Aqui, Trevisan emprega um trato pessoal e experimental com a língua, mesclando e oscilando entre o coloquialismo dos primeiros modernistas e expressões arcaicas, estilo inimitável que deixaria marcas na prosa brasileira das duas últimas décadas, que teve Trevisan como um dos mestres declarados. No entanto, talvez apenas alguns autores – como Hilda Hilst, tenham conseguido produzir trabalhos originais e com um estilo também bastante pessoal, a partir de técnicas similares.
Alta distinção
Dalton Trevisan publicou cerca de 40 livros, e tem sido uma presença constante no cenário cultural brasileiro, apesar da alcunha de "Vampiro de Curitiba", por se recusar a dar entrevistas, ser fotografado ou participar de eventos "literários" (leia-se "sociais").

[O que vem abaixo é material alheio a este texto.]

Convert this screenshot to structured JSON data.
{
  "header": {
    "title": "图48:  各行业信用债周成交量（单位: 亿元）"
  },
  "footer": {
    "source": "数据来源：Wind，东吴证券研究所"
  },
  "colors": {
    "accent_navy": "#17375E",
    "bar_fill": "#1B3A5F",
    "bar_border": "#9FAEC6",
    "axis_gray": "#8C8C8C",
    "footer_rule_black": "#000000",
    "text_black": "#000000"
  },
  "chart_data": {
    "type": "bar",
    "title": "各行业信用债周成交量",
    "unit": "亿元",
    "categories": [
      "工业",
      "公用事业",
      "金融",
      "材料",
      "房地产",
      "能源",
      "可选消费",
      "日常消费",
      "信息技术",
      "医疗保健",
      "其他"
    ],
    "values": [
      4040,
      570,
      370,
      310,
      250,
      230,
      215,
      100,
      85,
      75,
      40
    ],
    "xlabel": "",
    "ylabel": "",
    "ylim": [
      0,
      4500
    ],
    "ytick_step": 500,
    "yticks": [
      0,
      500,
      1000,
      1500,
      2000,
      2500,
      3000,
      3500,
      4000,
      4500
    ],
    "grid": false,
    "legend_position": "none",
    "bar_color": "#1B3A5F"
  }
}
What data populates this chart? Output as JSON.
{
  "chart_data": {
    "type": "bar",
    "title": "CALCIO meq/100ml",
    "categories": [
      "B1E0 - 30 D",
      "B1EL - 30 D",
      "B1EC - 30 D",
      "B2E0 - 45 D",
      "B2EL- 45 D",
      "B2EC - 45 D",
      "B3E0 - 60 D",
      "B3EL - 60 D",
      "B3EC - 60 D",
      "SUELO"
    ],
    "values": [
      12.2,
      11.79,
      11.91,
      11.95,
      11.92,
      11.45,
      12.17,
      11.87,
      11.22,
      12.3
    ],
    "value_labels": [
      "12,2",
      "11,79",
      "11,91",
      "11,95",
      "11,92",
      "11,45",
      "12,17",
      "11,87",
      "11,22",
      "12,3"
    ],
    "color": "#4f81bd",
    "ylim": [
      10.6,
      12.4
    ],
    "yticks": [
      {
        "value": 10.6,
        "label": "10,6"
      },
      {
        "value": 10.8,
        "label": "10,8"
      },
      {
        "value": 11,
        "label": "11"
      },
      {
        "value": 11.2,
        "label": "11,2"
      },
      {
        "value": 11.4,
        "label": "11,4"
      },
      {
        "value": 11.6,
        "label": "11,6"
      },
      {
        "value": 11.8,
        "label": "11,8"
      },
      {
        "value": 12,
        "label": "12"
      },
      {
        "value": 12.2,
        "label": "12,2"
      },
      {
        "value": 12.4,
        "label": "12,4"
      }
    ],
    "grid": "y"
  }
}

Nos últimos anos, levou ao extremo seu minimalismo, publicando as micronarrativas de volumes como Ah, é? (1994), 234 (1997) e Pico na veia (2002), pelo qual recebeu o Prêmio Portugal Telecom de 2003. Editado no Brasil pela Record, seu último trabalho foi O anão e a ninfeta (2001). Ganhador de prêmios da Câmara Brasileira do Livro, do PEN Club Brasil e do Ministério da Cultura, Trevisan recebe agora o prestigioso Camões.
Instituída pelos governos do Brasil e Portugal em 1988, a distinção é atribuída anualmente, e a cerimônia de entrega se alterna entre o Rio de Janeiro e Lisboa. Agora em seu 24º ano, o prêmio foi entregue pela primeira vez ao português Miguel Torga, e no ano seguinte ao brasileiro João Cabral de Melo Neto.
Ao todo, foram homenageados dez portugueses, dez brasileiros, dois angolanos, um moçambicano e um cabo-verdiano. Em 2006, o angolano José Luandino Vieira recusou o prêmio, por "motivos íntimos e pessoais", sendo o único a fazê-lo até o momento.
Dalton Trevisan, que não costuma recusar nem comparecer a tais honrarias, ainda não se manifestou sobre sua premiação.